Expressive Arts and Design
Involves enabling children to explore and play with a wide range of media and materials, as well as providing opportunities and encouragement for sharing their thoughts, ideas and feelings through a variety of activities in art, music, movement, dance, role-play, and design and technology.
This area supports children’s curiosity and play. They explore and share their thinking, ideas and feelings in music, in art, movement and dance, role play and technology. To give children the best opportunities through Positive Relationships children value their own unique ideas and those of others rather than reproducing those of someone else. Enabling Environments are stimulating and originality and expressiveness are valued. Learning and Development experiences allow children to express themselves through various types of representation.

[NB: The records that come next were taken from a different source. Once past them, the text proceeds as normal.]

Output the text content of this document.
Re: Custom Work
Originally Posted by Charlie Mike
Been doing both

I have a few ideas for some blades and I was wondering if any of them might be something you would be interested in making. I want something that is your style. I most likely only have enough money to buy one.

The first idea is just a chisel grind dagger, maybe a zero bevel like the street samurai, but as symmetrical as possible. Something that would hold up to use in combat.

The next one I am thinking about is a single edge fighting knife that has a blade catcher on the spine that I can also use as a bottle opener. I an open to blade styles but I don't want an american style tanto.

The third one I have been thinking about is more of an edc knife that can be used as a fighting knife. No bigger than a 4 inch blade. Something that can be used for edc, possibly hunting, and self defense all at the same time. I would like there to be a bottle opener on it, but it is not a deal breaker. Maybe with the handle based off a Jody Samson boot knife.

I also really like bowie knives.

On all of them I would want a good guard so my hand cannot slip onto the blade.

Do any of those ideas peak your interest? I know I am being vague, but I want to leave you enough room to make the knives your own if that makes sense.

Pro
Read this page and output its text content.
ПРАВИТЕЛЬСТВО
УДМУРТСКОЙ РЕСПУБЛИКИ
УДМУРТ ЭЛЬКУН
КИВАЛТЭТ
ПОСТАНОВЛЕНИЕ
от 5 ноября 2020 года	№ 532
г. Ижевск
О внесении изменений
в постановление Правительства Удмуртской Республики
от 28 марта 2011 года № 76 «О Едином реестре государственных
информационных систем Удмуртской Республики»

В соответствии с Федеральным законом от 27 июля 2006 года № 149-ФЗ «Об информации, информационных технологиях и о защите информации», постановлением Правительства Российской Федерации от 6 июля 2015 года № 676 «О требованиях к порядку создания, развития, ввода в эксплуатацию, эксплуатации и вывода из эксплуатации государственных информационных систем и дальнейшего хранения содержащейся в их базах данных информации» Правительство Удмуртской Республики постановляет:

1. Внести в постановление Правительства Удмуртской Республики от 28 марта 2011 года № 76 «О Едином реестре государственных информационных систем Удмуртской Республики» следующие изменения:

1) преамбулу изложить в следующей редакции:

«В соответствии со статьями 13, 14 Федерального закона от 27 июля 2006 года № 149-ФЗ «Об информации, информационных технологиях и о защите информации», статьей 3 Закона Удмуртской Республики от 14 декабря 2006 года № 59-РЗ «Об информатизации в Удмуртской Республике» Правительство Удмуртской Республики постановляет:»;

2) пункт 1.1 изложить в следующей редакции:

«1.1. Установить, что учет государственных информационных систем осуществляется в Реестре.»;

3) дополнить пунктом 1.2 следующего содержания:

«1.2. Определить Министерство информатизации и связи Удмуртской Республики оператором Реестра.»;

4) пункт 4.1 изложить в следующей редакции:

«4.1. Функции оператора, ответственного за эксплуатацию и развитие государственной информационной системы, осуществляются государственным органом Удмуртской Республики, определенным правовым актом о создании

EAD is made up of these aspects:
- Creating with Materials
- Being Imaginative and Expressive
This area of learning and development is about how children sing songs, make music and dance, and try different ways and materials when they experiment with colour, design, texture, shape and form. Helping your child to explore different media and materials There are lots of easy ways you can help your child to explore and use different media and materials.
You could use the ideas below as starting points to help you do this.
Two- to three-year-olds
● Sing songs with your child indoors and out of doors. Being out of doors sometimes means you can sing more loudly! Try ‘The sun has got his hat on’, ‘Here we go round the mulberry bush’, or ‘The wheels on the bus’.
● You can also have fun using action songs with your two- and three-year-old as they really enjoy repetition. Good action songs include ‘Miss Polly had a dolly’, ‘I’m a little teapot’ and ‘Heads, shoulders, knees and toes.’
● Why not make instruments to accompany your singing – make a drum from a pan and wooden spoon, shakers from empty plastic containers filled with dried peas or beans, cymbals from pan lids and a microphone from rolled up paper or the tube from inside a kitchen roll.
● Make streamers from strips of plastic or paper, tie them to a stick or clothes peg and watch what happens when you run or dance with them out of doors.
● Your child will have fun ‘painting’ with water out of doors on a wall or fence using real decorators’ paint brushes.
● Provide your child with crayons, paints or chalks to create pictures and patterns. Remember how important it is to value the finished pictures as your child’s work of art.
● Children need to acquire some skills to fully explore the different ways of exploring different media and materials. Help them to practise tearing, cutting, sticking, threading, and weaving using scraps of paper, fabrics, wools and ribbons.
Four- to five-year-olds
● Four- and five-year-olds love using paint in different ways. Try making prints using cut up potatoes and carrots or use cotton reels, large buttons or pebbles and shells.
● Try making collage pictures with scraps of paper, fabric, wool, sequins, buttons, and natural materials such as leaves and grasses.
● Use playdough or clay as a base to make 3D models with twigs, shells, stones or nuts and bolts.
● Some children, often boys, prefer to use fine pencil to make detailed technical drawings. Encourage them to draw items you have in the kitchen such as forks, spoons or a hand held whisk. They may also like to draw the detail of flowers and plants from the garden.
● Children of four and five become very involved in role play and enjoy dressing up. They don’t need expensive readymade dressing up costumes; hats, scarves, bags, simple cloaks, and masks provide hours of fun.
● Building a den is a great way of children learning how to design and build on a large scale out of doors. Large cardboard boxes are great for this.
● When you are painting, sewing, or making or mending things around the house, show your child how to use the tools and equipment safely.